Oneohtrix Point Never – Still Life (Betamale)
Si vous êtes passés à côté de l’exceptionnel R Plus Seven, l’album de Oneohtrix Point Never aka Daniel Lopatin, il n’est pas trop tard pour vous rattraper. La vidéo qui va suivre vous en convaincra peut-être. Still Life est un morceau lourd de sens, une expérience à la fois anxiogène et apaisante, la bande originale d’un périple dans l’abysse du projet Internet. L’ancien 4Chan — perdu à jamais —, les forums douteux de Usenet et du Deep Web… Personne ne peut prétendre être sorti complètement intact de ce genre d’expérience. C’est une question de sanité d’esprit. Quand tu regardes l’abîme, l’abîme regarde aussi en toi. C’est de cette interactivité entre sujet et objet dont il est question dans le clip de Still Life : comment Internet et son contenu nous ont-ils altérés à jamais ?
Jon Rafman, le réalisateur du clip est un habitué de cet Internet qui ronge le crâne, celui des fantasmes inavouables et des dépressions intarissables — la nécropole des Beautiful Ones. Pour preuve : le lancement du clip de Still Life a eu lieu sur la catégorie musique /mu/ de 4Chan, une belle manière de rendre hommage à la matrice de son inspiration. Sachant que Daniel Lopatin a étroitement collaboré à la réalisation de l’oeuvre de Jon Rafman, difficile de croire qu’il n’est pas lui aussi une âme perdue d’Internet. Leur clip repose sur les Furries, ces animaux anthropomorphes autour desquels s’organise toute une sous-culture : dessins, bandes-dessinées, peluches, déguisements…
A l’origine, les furries ne sont pas des objets d’excitation sexuelle, mais Internet en a décidé autrement. Il existe des dizaines de sites et de forums réservés aux excités de la fourrure. Depuis sa création, la board random de 4Chan est un de ces repères, où des guépards anthropomorphes sodomisent des loups à la musculature saillante et poilue. Pourtant, pour les /b/tards professionnels, les furries sont des intouchables d’Internet, au même titre que les bronies. Ils représentent — pour eux — les pires déviants devant les amateurs de Guro et les pédophiles. Cette haine pour l’anthropomorphisme est issue de l’imaginaire d’Internet, où celui qui bande pour un renard est l’archétype du Betamale.

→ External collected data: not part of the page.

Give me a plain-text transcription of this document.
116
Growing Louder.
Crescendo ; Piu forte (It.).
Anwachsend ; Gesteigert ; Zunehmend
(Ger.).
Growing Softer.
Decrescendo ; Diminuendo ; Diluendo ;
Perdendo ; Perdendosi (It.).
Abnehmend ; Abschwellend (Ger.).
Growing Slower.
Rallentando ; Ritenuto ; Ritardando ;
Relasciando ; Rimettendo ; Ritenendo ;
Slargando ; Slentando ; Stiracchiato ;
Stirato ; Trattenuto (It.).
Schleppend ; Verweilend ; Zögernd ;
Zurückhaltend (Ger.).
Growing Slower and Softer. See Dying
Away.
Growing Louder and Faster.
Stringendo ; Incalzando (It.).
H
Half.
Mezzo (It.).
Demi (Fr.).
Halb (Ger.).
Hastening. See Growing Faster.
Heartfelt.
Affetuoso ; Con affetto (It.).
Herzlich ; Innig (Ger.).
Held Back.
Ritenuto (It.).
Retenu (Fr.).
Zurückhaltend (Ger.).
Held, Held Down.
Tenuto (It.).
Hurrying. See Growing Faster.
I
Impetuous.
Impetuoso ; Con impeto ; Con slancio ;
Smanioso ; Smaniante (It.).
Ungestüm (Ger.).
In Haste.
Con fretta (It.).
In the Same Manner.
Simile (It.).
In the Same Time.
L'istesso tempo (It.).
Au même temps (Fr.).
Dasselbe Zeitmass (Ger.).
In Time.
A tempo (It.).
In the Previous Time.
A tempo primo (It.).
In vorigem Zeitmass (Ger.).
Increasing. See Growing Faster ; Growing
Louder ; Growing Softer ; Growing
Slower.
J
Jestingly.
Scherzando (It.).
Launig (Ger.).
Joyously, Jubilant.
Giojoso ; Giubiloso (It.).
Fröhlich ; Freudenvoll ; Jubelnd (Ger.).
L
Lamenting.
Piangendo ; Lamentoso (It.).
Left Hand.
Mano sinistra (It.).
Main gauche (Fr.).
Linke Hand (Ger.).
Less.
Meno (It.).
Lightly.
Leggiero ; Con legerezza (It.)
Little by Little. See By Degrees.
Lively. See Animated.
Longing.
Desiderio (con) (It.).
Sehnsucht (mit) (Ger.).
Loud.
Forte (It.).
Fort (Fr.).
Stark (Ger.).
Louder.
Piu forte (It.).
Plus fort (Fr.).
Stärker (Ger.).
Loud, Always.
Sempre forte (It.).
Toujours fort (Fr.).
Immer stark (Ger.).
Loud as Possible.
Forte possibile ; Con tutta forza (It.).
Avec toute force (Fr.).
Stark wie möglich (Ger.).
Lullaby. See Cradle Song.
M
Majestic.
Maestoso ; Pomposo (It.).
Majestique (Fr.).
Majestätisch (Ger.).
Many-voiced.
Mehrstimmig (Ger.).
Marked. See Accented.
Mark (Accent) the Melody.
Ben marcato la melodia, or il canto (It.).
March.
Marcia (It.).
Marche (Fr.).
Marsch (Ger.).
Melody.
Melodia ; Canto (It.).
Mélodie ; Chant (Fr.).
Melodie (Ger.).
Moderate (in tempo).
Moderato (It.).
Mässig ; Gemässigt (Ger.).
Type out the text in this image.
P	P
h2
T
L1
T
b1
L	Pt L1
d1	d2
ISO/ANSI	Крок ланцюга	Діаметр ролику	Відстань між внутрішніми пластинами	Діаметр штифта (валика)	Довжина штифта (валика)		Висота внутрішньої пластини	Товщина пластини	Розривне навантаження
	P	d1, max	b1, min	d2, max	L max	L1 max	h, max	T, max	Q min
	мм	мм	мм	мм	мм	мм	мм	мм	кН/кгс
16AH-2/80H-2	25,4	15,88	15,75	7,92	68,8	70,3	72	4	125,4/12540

Difficile de savoir pourquoi les Furries incarnent le Betamale, probablement à cause de leur côté enfantin genre manga mielleux, qui a tout pour déplaire aux /b/tards et autres peuplades agressives. Le Betamale, c’est la victime, l’adolescent crasse et immature effrayé par le monde réel. Réfugié dans le virtuel, il ne vit plus que dans son écran. Devenir un Betamale est la plus grosse angoisse du /b/tard et de ses amis, surtout parce qu’ils savent qu’ils n’en sont pas si loin. Alors, pour s’en prémunir, ils détestent avec force les Betamales et tout ce qui les évoque — y compris les Furries. Ou comment un fantasme est devenu le symbole de la perdition. Tant par la musique que par la vidéo, Jon Rafman et Daniel Lopatin ont réussi à saisir de manière exceptionnelle cette angoisse poisseuse, dont les Furries sont devenus l’égérie.